The location makes it so spectacular because it brings people together. We have our Executive Education participants. We have our MBA students. We have faculty. We have staff. If you think about the spaces that this building has created—a forum where we imagine all kinds of talks occurring, classrooms that are flat-floor rooms, and a new coffee and wine bar, which will bring people together in the evening. So it's been programmed to invite people in, to be a hub of sorts that connects all parts of our community.
The Center sits at the intersection of our MBA programs and our residential buildings, in the middle of all of these flows. I think it's remarkable because it's at the nexus of so many different things that come together.
The building itself has this dual capacity: in the front it looks as if it has been part of Harvard Business School for 100 years. And through its back, it has this invitation, which is a glass, transparent invitation that says this is the Harvard Business School of the 21st century as well. It's a great building that connects our past to our future.
What does it mean to have the building named after the Chao family?

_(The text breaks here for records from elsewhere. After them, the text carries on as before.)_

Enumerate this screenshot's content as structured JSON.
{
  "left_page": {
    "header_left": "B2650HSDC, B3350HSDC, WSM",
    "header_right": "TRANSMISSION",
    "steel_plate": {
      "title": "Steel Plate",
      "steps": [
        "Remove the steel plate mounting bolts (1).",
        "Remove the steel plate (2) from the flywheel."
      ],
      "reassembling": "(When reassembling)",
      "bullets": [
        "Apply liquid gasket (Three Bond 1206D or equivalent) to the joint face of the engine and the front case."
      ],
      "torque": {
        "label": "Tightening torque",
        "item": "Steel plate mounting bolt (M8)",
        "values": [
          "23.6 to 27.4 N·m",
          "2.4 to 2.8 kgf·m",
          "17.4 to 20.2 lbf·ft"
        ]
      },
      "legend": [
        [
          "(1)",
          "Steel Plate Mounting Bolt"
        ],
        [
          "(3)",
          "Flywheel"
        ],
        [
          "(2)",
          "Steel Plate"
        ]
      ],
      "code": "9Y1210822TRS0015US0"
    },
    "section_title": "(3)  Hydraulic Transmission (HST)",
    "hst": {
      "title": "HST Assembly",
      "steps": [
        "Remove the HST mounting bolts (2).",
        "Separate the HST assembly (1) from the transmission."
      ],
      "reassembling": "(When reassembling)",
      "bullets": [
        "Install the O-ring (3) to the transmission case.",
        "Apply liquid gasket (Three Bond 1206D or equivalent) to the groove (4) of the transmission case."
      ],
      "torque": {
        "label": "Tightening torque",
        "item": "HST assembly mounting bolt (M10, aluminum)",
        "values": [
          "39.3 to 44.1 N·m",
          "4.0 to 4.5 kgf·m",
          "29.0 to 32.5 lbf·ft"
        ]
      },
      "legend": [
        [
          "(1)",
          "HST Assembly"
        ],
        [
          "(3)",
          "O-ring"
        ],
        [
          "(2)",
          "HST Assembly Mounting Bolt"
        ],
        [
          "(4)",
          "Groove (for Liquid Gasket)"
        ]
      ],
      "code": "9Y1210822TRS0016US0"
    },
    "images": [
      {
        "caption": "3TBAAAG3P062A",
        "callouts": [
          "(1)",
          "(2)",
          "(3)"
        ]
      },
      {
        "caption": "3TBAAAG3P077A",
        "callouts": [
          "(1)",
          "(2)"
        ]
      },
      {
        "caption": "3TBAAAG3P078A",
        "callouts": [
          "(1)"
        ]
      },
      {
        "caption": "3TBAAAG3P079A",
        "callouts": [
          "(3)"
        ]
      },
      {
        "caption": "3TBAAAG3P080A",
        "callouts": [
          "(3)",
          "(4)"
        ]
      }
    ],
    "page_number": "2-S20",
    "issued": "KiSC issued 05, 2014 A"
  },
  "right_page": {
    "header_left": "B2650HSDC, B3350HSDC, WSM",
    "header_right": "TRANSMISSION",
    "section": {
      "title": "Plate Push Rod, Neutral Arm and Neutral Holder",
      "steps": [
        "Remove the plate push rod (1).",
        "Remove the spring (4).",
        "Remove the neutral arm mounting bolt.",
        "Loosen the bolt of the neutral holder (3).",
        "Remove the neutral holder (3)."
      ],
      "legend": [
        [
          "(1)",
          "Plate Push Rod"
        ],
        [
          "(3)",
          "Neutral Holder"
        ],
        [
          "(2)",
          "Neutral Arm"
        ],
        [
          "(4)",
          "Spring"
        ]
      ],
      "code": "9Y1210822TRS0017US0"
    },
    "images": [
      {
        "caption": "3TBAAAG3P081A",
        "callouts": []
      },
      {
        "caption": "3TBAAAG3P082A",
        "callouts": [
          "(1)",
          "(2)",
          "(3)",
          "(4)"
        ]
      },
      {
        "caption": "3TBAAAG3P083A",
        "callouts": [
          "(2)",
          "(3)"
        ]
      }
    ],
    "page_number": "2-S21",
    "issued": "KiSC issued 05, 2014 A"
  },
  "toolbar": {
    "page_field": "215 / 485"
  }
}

The fact that this is the first building named for a woman—Ruth Mulan Chu Chao—on our campus is truly historic. We announced this gift in 2013, which marked the 50th year of women being admitted to Harvard Business School. If you think about Harvard Business School and how much it's changed, in many ways the Chao family is a great example of the beginnings of that change. We've had four wonderful daughters of this amazing family come through Harvard Business School. When they came to the School, there were very few women who were part of our MBA classrooms.
Additionally, the Chao family is a great example of the power of leadership. They have been wonderful business leaders. They have been great philanthropic leaders. They have done an amazing job in politics. In so many spheres of life, they have been ambassadors who have built the bridge between China and the United States, two economies that together will shape the future of the world. We are so proud to have the legacy of this leadership represented on our campus.
Do you think the history of the Chao family and the newly opened Center are representative of the evolving, global reality of business?
Harvard Business School has become a deeply global institution. One way in which one can understand the evolution of business is just to walk through Harvard Business School and see the names of the buildings. You start with J. P. Morgan and Mr. Baker. These were people who were pioneers of American business at the turn of the 20th century when Harvard Business School was first founded.
As we enter our second century, you think about the frontiers of business and where business is being shaped and created, and where the global economy is being shaped and created. You think about places like China, like India. They are so much a part of where business enterprise is now being created.
So, to now see names on our campus that represent the emerging and evolving shape of the globalization of business—with Tata Hall, the emergence of business in India, and now with the Chao family, the emergence of business in China—while walking through the Harvard Business School campus, you get a sense of how business continues to evolve.